C’est à l’atelier des artistes en exil, dans son studio aux murs tapissés de ses œuvres les plus récentes, notamment celles tirées de sa série Unmothering, que nous avons pu collecter quelques fragments de son histoire et de son rapport à la notion d’archive et d’exil. Nous vous demandons de considérer cet article comme un tiroir à idées dans lequel vous pourrez naviguer et récolter les moments les plus forts de notre échange.
Quel est votre parcours ? Avez-vous des modèles qui continuent de vous inspirer dans votre art ? Pouvez-vous nous parler de votre méthode de travail ?
MB: J’ai grandi au sein d’une famille passionnée d’art. Mes deux parents avaient un goût pour les arts, la musique et la littérature et mon grand-père était un peintre amateur de talent. En grandissant, j’ai développé un don pour le dessin simplement parce qu’on m’encourageait dans cette voie. Pendant mon adolescence, j’ai suivi des cours d’art et j’ai créé ma propre bande-dessinée basée sur mes aventures d’écolière. Ce n’est que bien après, vers la fin du lycée, que j’ai décidé de poursuivre une carrière artistique. Je savais que j’avais cette envie de créer, mais rien n’était fixé. Je remets en question mon rapport à l’art tous les jours.
J’ai été inspiré.e par plusieurs artistes au fil et à mesure des années. En ce moment, j’apprécie particulièrement Jenny Holzer, Martha Rosler, Lawrence Weiner, Barbara Kruger et ma préférée, Tracey Emin. La psychanalyse m’intéresse énormément, d’où mon intérêt pour les contes.
Dans l’une de vos interviews, vous évoquiez l’injonction de se représenter.
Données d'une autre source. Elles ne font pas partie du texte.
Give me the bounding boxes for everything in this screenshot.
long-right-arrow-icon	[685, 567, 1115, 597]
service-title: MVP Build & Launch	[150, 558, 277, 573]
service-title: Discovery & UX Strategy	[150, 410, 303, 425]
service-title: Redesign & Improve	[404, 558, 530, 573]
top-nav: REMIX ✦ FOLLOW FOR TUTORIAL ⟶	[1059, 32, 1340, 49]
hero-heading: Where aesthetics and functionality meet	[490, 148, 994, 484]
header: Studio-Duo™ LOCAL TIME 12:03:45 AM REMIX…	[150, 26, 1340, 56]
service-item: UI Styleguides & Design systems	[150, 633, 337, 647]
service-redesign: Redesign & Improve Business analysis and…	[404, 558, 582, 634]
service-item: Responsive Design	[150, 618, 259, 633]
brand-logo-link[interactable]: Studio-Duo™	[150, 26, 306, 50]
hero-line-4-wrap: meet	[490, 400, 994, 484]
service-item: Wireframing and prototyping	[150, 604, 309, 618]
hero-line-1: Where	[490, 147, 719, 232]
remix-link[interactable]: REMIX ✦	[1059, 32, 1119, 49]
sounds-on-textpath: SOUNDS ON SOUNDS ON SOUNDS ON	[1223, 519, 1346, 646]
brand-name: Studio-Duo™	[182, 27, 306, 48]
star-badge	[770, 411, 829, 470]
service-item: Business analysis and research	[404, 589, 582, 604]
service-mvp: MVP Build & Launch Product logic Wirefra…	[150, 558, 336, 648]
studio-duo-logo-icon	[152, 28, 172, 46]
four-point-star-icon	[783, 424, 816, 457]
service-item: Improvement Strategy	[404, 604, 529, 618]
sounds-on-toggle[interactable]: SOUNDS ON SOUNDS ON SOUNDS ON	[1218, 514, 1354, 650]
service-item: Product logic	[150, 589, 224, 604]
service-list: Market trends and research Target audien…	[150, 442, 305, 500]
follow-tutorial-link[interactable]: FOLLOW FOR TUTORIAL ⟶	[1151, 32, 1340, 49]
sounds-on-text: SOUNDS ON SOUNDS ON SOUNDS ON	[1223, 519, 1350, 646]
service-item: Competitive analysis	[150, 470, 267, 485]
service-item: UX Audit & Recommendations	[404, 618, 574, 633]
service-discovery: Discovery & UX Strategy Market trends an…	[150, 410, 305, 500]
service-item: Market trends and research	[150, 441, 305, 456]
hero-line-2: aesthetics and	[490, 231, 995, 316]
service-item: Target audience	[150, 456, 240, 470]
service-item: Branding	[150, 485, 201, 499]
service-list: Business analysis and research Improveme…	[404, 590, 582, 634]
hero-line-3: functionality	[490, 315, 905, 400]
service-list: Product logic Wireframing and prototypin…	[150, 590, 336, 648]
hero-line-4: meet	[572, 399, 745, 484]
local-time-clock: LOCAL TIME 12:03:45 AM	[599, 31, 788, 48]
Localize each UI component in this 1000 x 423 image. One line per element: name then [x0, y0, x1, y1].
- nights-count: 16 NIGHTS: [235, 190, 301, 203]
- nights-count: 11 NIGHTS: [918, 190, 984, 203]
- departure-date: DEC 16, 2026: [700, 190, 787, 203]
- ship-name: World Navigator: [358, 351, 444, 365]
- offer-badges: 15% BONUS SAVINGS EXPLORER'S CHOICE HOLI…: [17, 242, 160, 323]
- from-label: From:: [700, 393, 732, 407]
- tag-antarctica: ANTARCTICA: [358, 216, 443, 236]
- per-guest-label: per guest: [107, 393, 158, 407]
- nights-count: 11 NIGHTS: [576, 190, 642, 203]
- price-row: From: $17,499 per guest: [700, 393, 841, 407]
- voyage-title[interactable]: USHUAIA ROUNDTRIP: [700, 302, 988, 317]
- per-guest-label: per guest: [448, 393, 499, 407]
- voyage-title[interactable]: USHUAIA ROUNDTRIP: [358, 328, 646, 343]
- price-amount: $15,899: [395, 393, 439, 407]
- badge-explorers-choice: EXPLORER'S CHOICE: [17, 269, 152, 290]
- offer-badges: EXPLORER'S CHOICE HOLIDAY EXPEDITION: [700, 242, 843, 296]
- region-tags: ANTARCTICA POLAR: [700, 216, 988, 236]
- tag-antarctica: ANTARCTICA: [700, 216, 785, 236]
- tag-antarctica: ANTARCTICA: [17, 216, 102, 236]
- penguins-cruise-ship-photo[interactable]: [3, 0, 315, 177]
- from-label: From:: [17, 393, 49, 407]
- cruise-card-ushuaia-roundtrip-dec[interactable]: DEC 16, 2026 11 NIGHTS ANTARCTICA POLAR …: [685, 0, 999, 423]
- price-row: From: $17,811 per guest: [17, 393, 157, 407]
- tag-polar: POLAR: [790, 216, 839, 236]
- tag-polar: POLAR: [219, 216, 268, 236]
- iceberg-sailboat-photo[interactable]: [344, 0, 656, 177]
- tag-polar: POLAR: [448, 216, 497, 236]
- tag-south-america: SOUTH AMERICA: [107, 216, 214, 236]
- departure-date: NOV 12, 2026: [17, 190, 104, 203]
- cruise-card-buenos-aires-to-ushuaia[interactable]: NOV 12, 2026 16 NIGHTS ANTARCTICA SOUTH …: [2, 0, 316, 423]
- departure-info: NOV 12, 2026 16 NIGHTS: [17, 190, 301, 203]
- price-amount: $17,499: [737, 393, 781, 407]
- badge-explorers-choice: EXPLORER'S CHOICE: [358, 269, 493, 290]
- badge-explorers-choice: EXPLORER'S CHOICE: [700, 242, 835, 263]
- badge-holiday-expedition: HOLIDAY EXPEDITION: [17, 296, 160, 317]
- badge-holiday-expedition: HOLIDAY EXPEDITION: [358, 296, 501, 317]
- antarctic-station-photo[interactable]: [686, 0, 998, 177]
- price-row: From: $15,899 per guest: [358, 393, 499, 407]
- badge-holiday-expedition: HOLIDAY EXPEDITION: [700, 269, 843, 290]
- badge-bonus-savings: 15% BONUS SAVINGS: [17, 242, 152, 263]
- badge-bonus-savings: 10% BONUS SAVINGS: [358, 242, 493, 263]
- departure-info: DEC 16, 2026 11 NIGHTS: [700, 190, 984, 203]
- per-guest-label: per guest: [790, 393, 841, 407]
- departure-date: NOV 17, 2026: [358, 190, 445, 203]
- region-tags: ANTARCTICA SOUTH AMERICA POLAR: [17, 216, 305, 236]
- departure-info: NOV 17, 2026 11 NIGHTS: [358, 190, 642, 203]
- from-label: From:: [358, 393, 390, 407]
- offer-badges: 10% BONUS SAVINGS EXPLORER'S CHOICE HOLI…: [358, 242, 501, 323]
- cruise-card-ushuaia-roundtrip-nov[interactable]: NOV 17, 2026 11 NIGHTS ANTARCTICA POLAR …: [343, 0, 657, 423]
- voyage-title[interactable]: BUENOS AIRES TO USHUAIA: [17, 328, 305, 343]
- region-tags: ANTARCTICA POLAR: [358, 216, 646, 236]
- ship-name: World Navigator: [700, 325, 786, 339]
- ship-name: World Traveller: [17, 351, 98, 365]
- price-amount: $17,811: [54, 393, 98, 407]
Pouvez-vous nous en dire plus sur cette injonction ?
MB : Dans le milieu de l’industrie de l’art, j’ai trouvé qu’il y avait une injonction à se représenter selon certaines conditions. Mon travail n’est valorisé que si l’on me présente comme une femme exilée du Moyen-Orient. Comme si la seule option qui s’offrait à moi était de n’exister qu’en tant que sujet politique. Il ne faut pas oublier qu’avant la révolution, l’Iran a traversé des difficultés pendant près d’une quarantaine d’années. Nous avons tendance à embellir et à idéaliser les années qui précèdent la révolution islamique de 77. Le regard occidental sur l’Iran y contribue énormément. Par exemple, l’Afghanistan est souvent oublié des récits produits par les occidentaux sur la culture iranienne. Il fut un temps où les deux pays ne formaient qu’un seul territoire. C’est pourquoi mon art est souvent snobé par les commissaires d’exposition, car il ne se base pas sur l’image que l’on attend de l’Iran et des artistes iraniennes. Il y a aussi l’image que l’on attend de « l’art queer » de ce que veut dire être queer. Mais qu'est-ce qu'être queer exactement ? Qu'est-ce qu'une exposition "queer" ? De nos jours, dans le monde de l’art, on recherche des profils plutôt que des artistes.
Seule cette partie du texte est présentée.